A few minutes later, the account made another post encouraging users to use the “Report” button in the KDE Store so they could “locate and quarantine defective software” as quickly as possible. The implication is clear: they don’t have the resources or methods to actually vet community-developed content as it comes in, so the users will have to do the leg work for them.

It’s a problem we’ve seen before with similar distribution platforms, such as Python’s PyPi and JavaScript’s NPM. Once you allow users to upload whatever they wish to a repository, it’s only a matter of time before somebody abuses the system. In the case of PyPi and NPM it’s usually in the form of “typo-squatting”, where malicious software is uploaded under a misspelled version of a popular package’s name. It the attacker is clever, they can even duplicate the functionality of the real package — with a nasty “feature” or two added in, naturally.

Hit the wrong key while typing out the name of the software you want to install, and you could end up getting yourself in a bad situation without even realizing it. Better moderation could nuke these named-alike packages before they ever go public, but that takes time and energy that open source projects don’t always have available.

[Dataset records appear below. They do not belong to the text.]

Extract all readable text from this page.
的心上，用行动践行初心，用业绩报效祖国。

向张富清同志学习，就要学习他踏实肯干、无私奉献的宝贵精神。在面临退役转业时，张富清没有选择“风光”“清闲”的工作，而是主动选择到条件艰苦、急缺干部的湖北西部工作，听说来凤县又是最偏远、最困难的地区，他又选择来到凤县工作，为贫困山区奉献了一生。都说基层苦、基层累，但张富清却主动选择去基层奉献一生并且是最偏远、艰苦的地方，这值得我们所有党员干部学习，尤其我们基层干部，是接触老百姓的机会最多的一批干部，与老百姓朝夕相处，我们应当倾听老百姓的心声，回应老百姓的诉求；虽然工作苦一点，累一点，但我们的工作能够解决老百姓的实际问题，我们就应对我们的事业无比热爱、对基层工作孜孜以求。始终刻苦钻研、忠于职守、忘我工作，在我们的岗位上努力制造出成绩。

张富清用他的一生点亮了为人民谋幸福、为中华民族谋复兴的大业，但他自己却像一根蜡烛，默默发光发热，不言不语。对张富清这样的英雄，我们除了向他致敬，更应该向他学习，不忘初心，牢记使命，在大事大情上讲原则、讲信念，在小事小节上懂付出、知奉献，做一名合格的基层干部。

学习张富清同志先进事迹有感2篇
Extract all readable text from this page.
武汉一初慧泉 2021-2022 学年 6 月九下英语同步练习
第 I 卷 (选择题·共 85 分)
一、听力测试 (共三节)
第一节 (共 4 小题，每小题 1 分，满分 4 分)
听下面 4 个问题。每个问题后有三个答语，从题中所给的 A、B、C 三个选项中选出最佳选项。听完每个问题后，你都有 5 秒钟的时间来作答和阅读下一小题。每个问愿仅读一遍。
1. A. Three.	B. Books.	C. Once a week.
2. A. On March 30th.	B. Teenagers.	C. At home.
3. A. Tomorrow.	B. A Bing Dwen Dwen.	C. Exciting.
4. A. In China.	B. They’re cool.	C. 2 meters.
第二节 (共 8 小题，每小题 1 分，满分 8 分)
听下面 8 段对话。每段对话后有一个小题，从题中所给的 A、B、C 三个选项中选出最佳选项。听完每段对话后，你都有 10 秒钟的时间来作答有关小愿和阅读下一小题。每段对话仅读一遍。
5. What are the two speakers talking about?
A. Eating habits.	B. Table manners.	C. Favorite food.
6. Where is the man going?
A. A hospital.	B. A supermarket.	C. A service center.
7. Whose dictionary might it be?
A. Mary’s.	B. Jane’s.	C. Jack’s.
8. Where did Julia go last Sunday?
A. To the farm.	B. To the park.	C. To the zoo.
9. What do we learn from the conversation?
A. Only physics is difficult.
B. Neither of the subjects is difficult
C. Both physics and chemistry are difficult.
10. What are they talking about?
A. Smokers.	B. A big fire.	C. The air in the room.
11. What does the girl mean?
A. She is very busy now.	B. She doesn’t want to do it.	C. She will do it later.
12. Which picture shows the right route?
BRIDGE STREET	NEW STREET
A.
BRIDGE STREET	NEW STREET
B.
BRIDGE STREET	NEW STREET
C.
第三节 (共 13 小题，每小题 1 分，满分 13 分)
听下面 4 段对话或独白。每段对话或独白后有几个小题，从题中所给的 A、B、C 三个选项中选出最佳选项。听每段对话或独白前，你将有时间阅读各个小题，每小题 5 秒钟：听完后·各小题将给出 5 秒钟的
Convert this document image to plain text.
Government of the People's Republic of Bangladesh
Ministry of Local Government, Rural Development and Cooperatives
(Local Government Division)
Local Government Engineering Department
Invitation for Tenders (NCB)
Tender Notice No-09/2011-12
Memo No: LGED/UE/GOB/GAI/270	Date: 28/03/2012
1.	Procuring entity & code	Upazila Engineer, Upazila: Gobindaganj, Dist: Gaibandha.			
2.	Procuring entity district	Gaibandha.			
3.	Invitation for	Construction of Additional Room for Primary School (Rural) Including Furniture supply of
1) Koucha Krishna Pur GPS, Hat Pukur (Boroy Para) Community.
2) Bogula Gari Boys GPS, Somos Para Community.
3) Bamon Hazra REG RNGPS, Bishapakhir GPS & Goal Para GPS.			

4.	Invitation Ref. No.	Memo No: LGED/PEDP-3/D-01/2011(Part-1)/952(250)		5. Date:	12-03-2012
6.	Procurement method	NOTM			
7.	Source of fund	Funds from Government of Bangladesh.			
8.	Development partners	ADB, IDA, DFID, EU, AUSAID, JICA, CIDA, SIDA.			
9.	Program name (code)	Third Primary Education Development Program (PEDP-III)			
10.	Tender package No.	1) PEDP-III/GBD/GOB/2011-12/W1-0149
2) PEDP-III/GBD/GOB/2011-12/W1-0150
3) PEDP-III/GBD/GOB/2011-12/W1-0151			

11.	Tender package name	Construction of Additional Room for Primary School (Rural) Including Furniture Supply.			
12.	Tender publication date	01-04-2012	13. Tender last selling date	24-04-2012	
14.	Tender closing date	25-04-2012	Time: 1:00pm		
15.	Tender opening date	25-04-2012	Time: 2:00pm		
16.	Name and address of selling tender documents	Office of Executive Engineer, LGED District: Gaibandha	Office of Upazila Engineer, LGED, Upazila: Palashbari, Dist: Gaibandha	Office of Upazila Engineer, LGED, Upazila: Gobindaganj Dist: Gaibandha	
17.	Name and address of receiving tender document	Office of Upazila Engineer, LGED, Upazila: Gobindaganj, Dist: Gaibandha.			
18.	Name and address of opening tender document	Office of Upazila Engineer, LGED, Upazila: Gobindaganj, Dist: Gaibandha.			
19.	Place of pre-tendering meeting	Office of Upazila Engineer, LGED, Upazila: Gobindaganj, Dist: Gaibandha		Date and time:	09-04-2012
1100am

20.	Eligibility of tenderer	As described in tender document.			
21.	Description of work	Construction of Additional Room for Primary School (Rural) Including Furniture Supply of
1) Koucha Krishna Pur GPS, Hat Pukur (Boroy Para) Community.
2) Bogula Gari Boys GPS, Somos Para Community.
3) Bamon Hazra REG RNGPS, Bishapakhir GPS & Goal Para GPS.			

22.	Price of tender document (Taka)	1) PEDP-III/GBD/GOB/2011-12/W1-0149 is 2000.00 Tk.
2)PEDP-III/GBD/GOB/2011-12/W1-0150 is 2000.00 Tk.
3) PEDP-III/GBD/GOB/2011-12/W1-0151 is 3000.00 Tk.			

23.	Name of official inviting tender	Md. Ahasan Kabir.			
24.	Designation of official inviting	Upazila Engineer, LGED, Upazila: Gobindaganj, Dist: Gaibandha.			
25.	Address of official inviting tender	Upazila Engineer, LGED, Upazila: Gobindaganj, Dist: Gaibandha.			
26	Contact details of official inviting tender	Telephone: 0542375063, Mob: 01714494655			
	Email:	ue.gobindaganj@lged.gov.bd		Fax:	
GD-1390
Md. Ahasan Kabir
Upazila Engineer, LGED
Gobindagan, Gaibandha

Of course, the key difference here is that you don’t have to make a mistake to download a malicious KDE Global Theme. An attacker just needs to hide some insidious functionality in an otherwise attractive theme, and users would download it willingly.

What’s in a Name?

In response to the ongoing debate, KDE developer David Edmundson posted an article to his blog entitled Trusting content on the KDE Store. In it, he explains that the ability for Global Themes to execute arbitrary code is necessary, and can’t realistically be limited without reducing functionality. Rather than a technical issue, David believes this is more of a communication problem.

As he sees it the real issue is that users don’t expect something called a theme to be able to run code on their machine, and as such, don’t approach them with the same caution they would normal software packages. He believes a clearer indication that installing a Global Theme might make unexpected changes to your system would help differentiate them from more traditional “dumb” themes.

Long term, David says the KDE Store should have a separate section for anything that has the ability to run code on the user’s computer. So in other words, a theme that’s capable of installing new packages wouldn’t be listed alongside a pack of simple wallpapers. Even farther out, he says they’ll need to look into ways of auditing user-submitted content, as well as improve their sandboxing to limit what themes and plugins are actually able to do.

Frankly, it all sounds like a nightmare to us. We’re not in the business of telling folks what to do with their computers, but at least for the time being, we’d probably steer clear of any KDE Global Themes.